1.の社会的合意形成とは、民主主義に基づく、自治の問題だが、日本の場合、2.に関連するが、行政発意で行ってきていても、一定程度、行政と住民との間の信頼の中で、結果としての合意が成立していたのではないだろうか。

そして、それの信頼が、これまで住民が期待していた信頼とは変わってきてるのではないだろうか。

たとえば、2014年3月25日の朝日新聞が、興味深い記事を掲載している。

2005年に、東京都が外苑の景観を守るために、高層建築、それも、2kmも距離の離れているビルの高さを低くするよう「申し入れ」事業者もそれに従っているというのだ。
しかも、条例などの根拠のないあくまで「申し入れ」だが、東京都はあえて、外苑の景観を守るために行っているわけだ。
これを新聞は、景観の保護を強化していた2016年のオリンピック招致石原都政」と現在の新国立競技場を対比させて報じている。
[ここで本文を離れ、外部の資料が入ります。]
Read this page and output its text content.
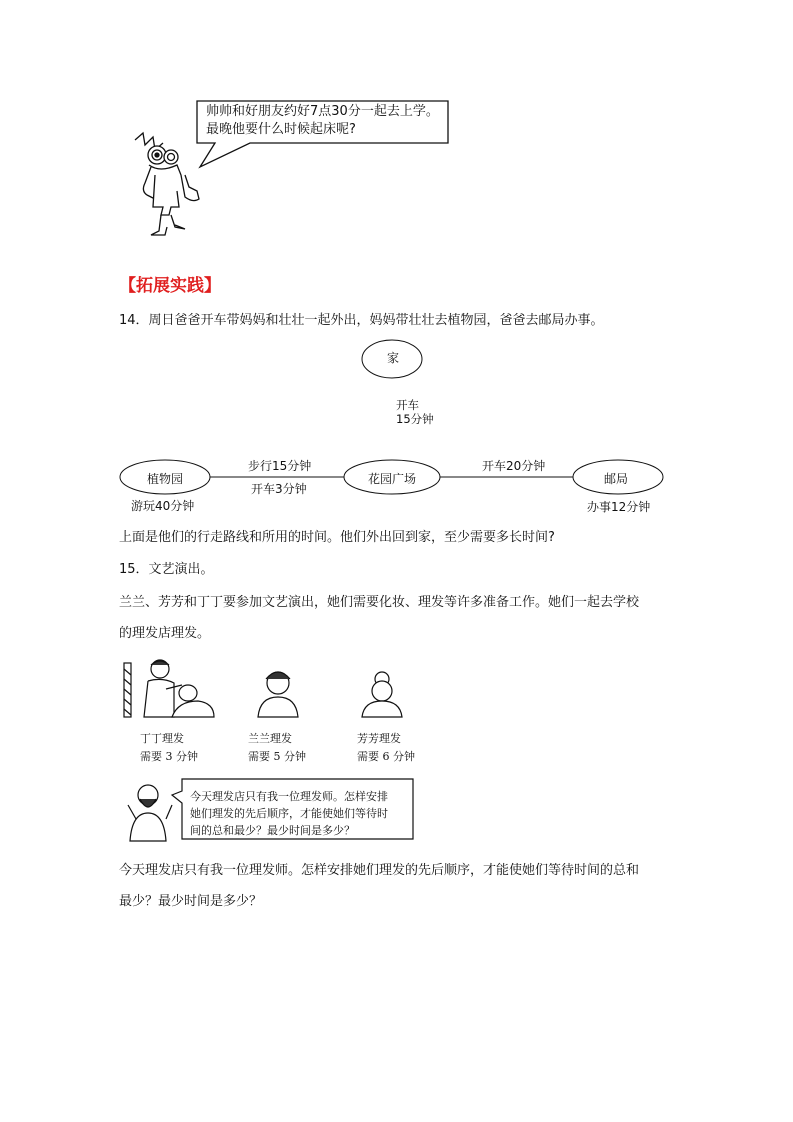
帅帅和好朋友约好7点30分一起去上学。
最晚他要什么时候起床呢?
【拓展实践】
14．周日爸爸开车带妈妈和壮壮一起外出，妈妈带壮壮去植物园，爸爸去邮局办事。
家
开车
15分钟
植物园
游玩40分钟
步行15分钟
开车3分钟
花园广场
开车20分钟
邮局
办事12分钟
上面是他们的行走路线和所用的时间。他们外出回到家，至少需要多长时间?
15．文艺演出。
兰兰、芳芳和丁丁要参加文艺演出，她们需要化妆、理发等许多准备工作。她们一起去学校
的理发店理发。
丁丁理发
需要 3 分钟
兰兰理发
需要 5 分钟
芳芳理发
需要 6 分钟
今天理发店只有我一位理发师。怎样安排
她们理发的先后顺序，才能使她们等待时
间的总和最少？最少时间是多少？
今天理发店只有我一位理发师。怎样安排她们理发的先后顺序，才能使她们等待时间的总和
最少？最少时间是多少？
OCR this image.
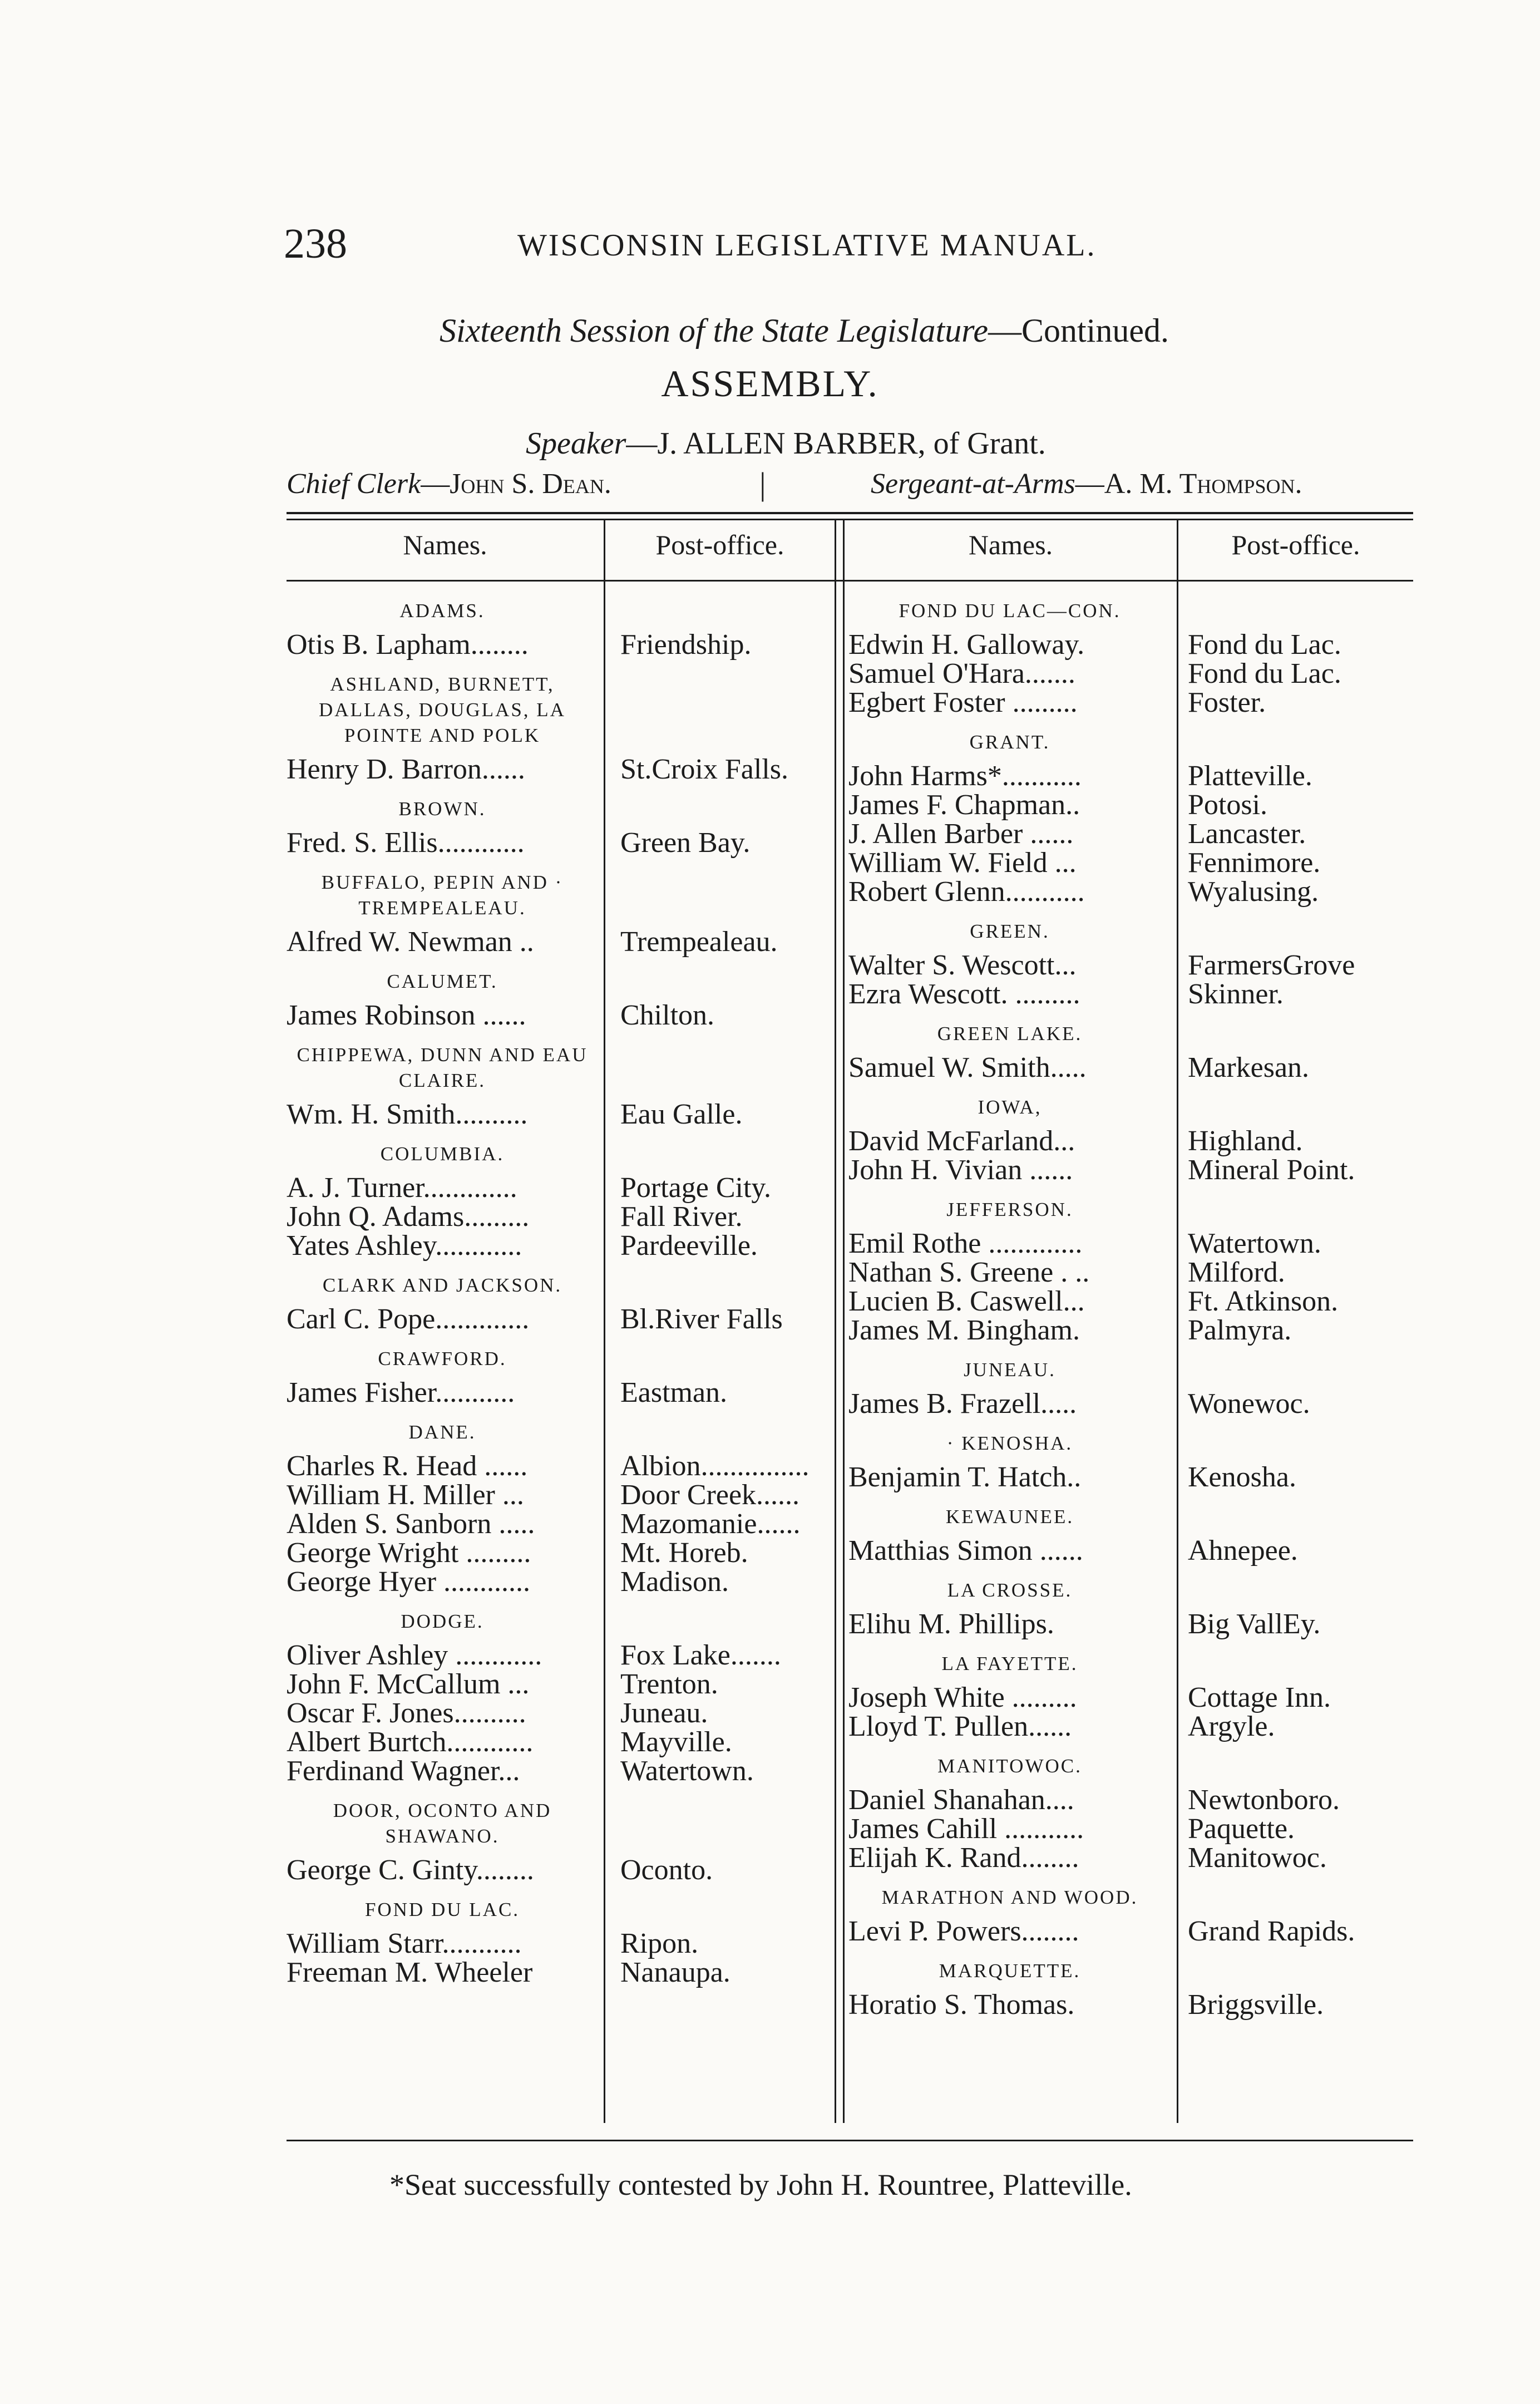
238	WISCONSIN LEGISLATIVE MANUAL.
Sixteenth Session of the State Legislature—Continued.
ASSEMBLY.
Speaker—J. ALLEN BARBER, of Grant.
Chief Clerk—John S. Dean.	|	Sergeant-at-Arms—A. M. Thompson.
Names.	Post-office.	Names.	Post-office.
ADAMS.
Otis B. Lapham........	Friendship.
ASHLAND, BURNETT, DALLAS, DOUGLAS, LA POINTE AND POLK
Henry D. Barron......	St.Croix Falls.
BROWN.
Fred. S. Ellis............	Green Bay.
BUFFALO, PEPIN AND · TREMPEALEAU.
Alfred W. Newman ..	Trempealeau.
CALUMET.
James Robinson ......	Chilton.
CHIPPEWA, DUNN AND EAU CLAIRE.
Wm. H. Smith..........	Eau Galle.
COLUMBIA.
A. J. Turner.............	Portage City.
John Q. Adams.........	Fall River.
Yates Ashley............	Pardeeville.
CLARK AND JACKSON.
Carl C. Pope.............	Bl.River Falls
CRAWFORD.
James Fisher...........	Eastman.
DANE.
Charles R. Head ......	Albion...............
William H. Miller ...	Door Creek......
Alden S. Sanborn .....	Mazomanie......
George Wright .........	Mt. Horeb.
George Hyer ............	Madison.
DODGE.
Oliver Ashley ............	Fox Lake.......
John F. McCallum ...	Trenton.
Oscar F. Jones..........	Juneau.
Albert Burtch............	Mayville.
Ferdinand Wagner...	Watertown.
DOOR, OCONTO AND SHAWANO.
George C. Ginty........	Oconto.
FOND DU LAC.
William Starr...........	Ripon.
Freeman M. Wheeler	Nanaupa.
FOND DU LAC—CON.
Edwin H. Galloway.	Fond du Lac.
Samuel O'Hara.......	Fond du Lac.
Egbert Foster .........	Foster.
GRANT.
John Harms*...........	Platteville.
James F. Chapman..	Potosi.
J. Allen Barber ......	Lancaster.
William W. Field ...	Fennimore.
Robert Glenn...........	Wyalusing.
GREEN.
Walter S. Wescott...	FarmersGrove
Ezra Wescott. .........	Skinner.
GREEN LAKE.
Samuel W. Smith.....	Markesan.
IOWA,
David McFarland...	Highland.
John H. Vivian ......	Mineral Point.
JEFFERSON.
Emil Rothe .............	Watertown.
Nathan S. Greene . ..	Milford.
Lucien B. Caswell...	Ft. Atkinson.
James M. Bingham.	Palmyra.
JUNEAU.
James B. Frazell.....	Wonewoc.
· KENOSHA.
Benjamin T. Hatch..	Kenosha.
KEWAUNEE.
Matthias Simon ......	Ahnepee.
LA CROSSE.
Elihu M. Phillips.	Big VallEy.
LA FAYETTE.
Joseph White .........	Cottage Inn.
Lloyd T. Pullen......	Argyle.
MANITOWOC.
Daniel Shanahan....	Newtonboro.
James Cahill ...........	Paquette.
Elijah K. Rand........	Manitowoc.
MARATHON AND WOOD.
Levi P. Powers........	Grand Rapids.
MARQUETTE.
Horatio S. Thomas.	Briggsville.
*Seat successfully contested by John H. Rountree, Platteville.
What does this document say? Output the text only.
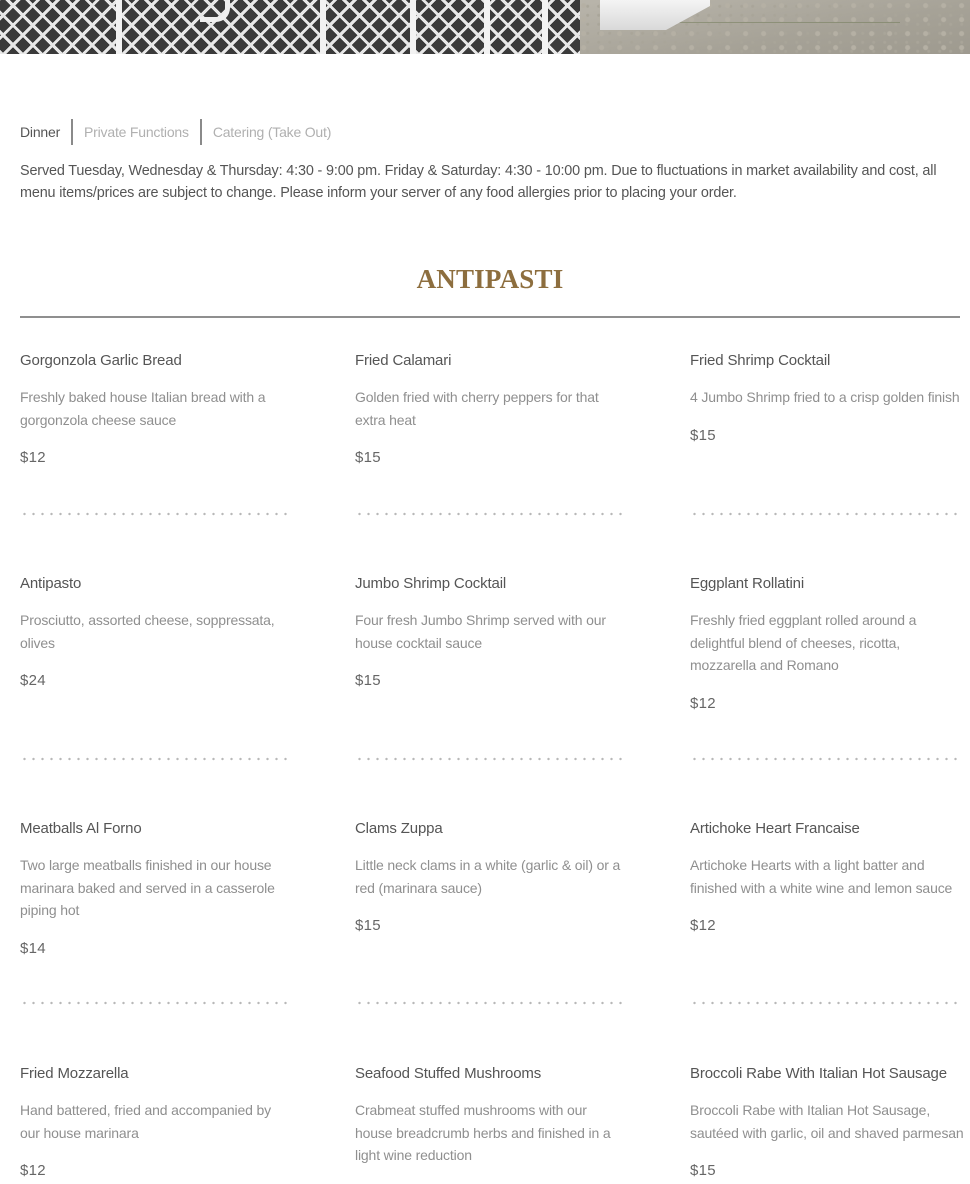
Dinner Private Functions Catering (Take Out)

Served Tuesday, Wednesday & Thursday: 4:30 - 9:00 pm. Friday & Saturday: 4:30 - 10:00 pm. Due to fluctuations in market availability and cost, all menu items/prices are subject to change. Please inform your server of any food allergies prior to placing your order.

ANTIPASTI
Gorgonzola Garlic Bread
Freshly baked house Italian bread with a gorgonzola cheese sauce
$12
Fried Calamari
Golden fried with cherry peppers for that extra heat
$15
Fried Shrimp Cocktail
4 Jumbo Shrimp fried to a crisp golden finish
$15
Antipasto
Prosciutto, assorted cheese, soppressata, olives
$24
Jumbo Shrimp Cocktail
Four fresh Jumbo Shrimp served with our house cocktail sauce
$15
Eggplant Rollatini
Freshly fried eggplant rolled around a delightful blend of cheeses, ricotta, mozzarella and Romano
$12
Meatballs Al Forno
Two large meatballs finished in our house marinara baked and served in a casserole piping hot
$14
Clams Zuppa
Little neck clams in a white (garlic & oil) or a red (marinara sauce)
$15
Artichoke Heart Francaise
Artichoke Hearts with a light batter and finished with a white wine and lemon sauce
$12
Fried Mozzarella
Hand battered, fried and accompanied by our house marinara
$12
Seafood Stuffed Mushrooms
Crabmeat stuffed mushrooms with our house breadcrumb herbs and finished in a light wine reduction
Broccoli Rabe With Italian Hot Sausage
Broccoli Rabe with Italian Hot Sausage, sautéed with garlic, oil and shaved parmesan
$15
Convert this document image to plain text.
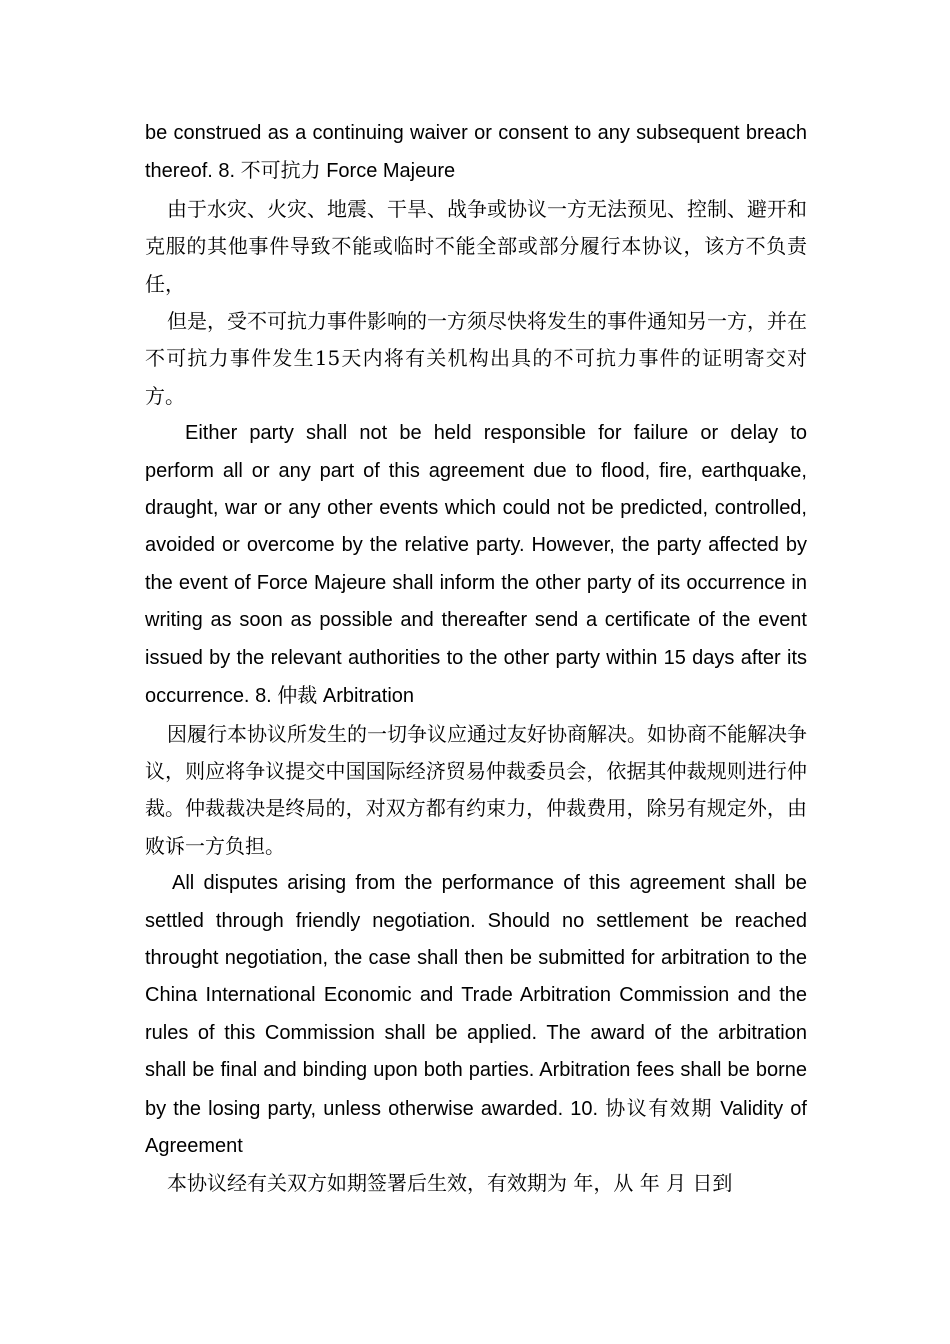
be construed as a continuing waiver or consent to any subsequent breach thereof. 8. 不可抗力 Force Majeure

由于水灾、火灾、地震、干旱、战争或协议一方无法预见、控制、避开和克服的其他事件导致不能或临时不能全部或部分履行本协议，该方不负责任，

但是，受不可抗力事件影响的一方须尽快将发生的事件通知另一方，并在不可抗力事件发生15天内将有关机构出具的不可抗力事件的证明寄交对方。

Either party shall not be held responsible for failure or delay to perform all or any part of this agreement due to flood, fire, earthquake, draught, war or any other events which could not be predicted, controlled, avoided or overcome by the relative party. However, the party affected by the event of Force Majeure shall inform the other party of its occurrence in writing as soon as possible and thereafter send a certificate of the event issued by the relevant authorities to the other party within 15 days after its occurrence. 8. 仲裁 Arbitration

因履行本协议所发生的一切争议应通过友好协商解决。如协商不能解决争议，则应将争议提交中国国际经济贸易仲裁委员会，依据其仲裁规则进行仲裁。仲裁裁决是终局的，对双方都有约束力，仲裁费用，除另有规定外，由败诉一方负担。

All disputes arising from the performance of this agreement shall be settled through friendly negotiation. Should no settlement be reached throught negotiation, the case shall then be submitted for arbitration to the China International Economic and Trade Arbitration Commission and the rules of this Commission shall be applied. The award of the arbitration shall be final and binding upon both parties. Arbitration fees shall be borne by the losing party, unless otherwise awarded. 10. 协议有效期 Validity of Agreement

本协议经有关双方如期签署后生效，有效期为 年，从 年 月 日到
今、問題になっている新国立競技場の募集要項は、2012年7月には出来あがっているから、都知事は同じし石原慎太郎氏だが、東京都は、2005年当時と2012年では東京都の姿勢が変わっているというように見える。

現在の新国立競技場の案に疑問を持っている者から見れば、柳沢厚先生の指摘するところの、行政と都民との「信頼」が2005年当時は成立していたわけだが、いまや、「行政とは、最低限の法令を守る程度の存在」に変わってしまったということを知っておかなければならない、ということになる。

行政が、最低限の法令を守る程度の存在になっているなら、市民は、社会的合意形成に、もっとこだわっていかなければならないということだ。

民主主義の形骸化は、行政だけではなく、市民側の自治の問題でもある。

その点について、集会で、「専門家等が点検しておく必要が有った」といった発言があった。
専門家も必要だが、気づくことのできる多くの存在が必要だ。

そして、それは、都市計画に限ったことでは無い。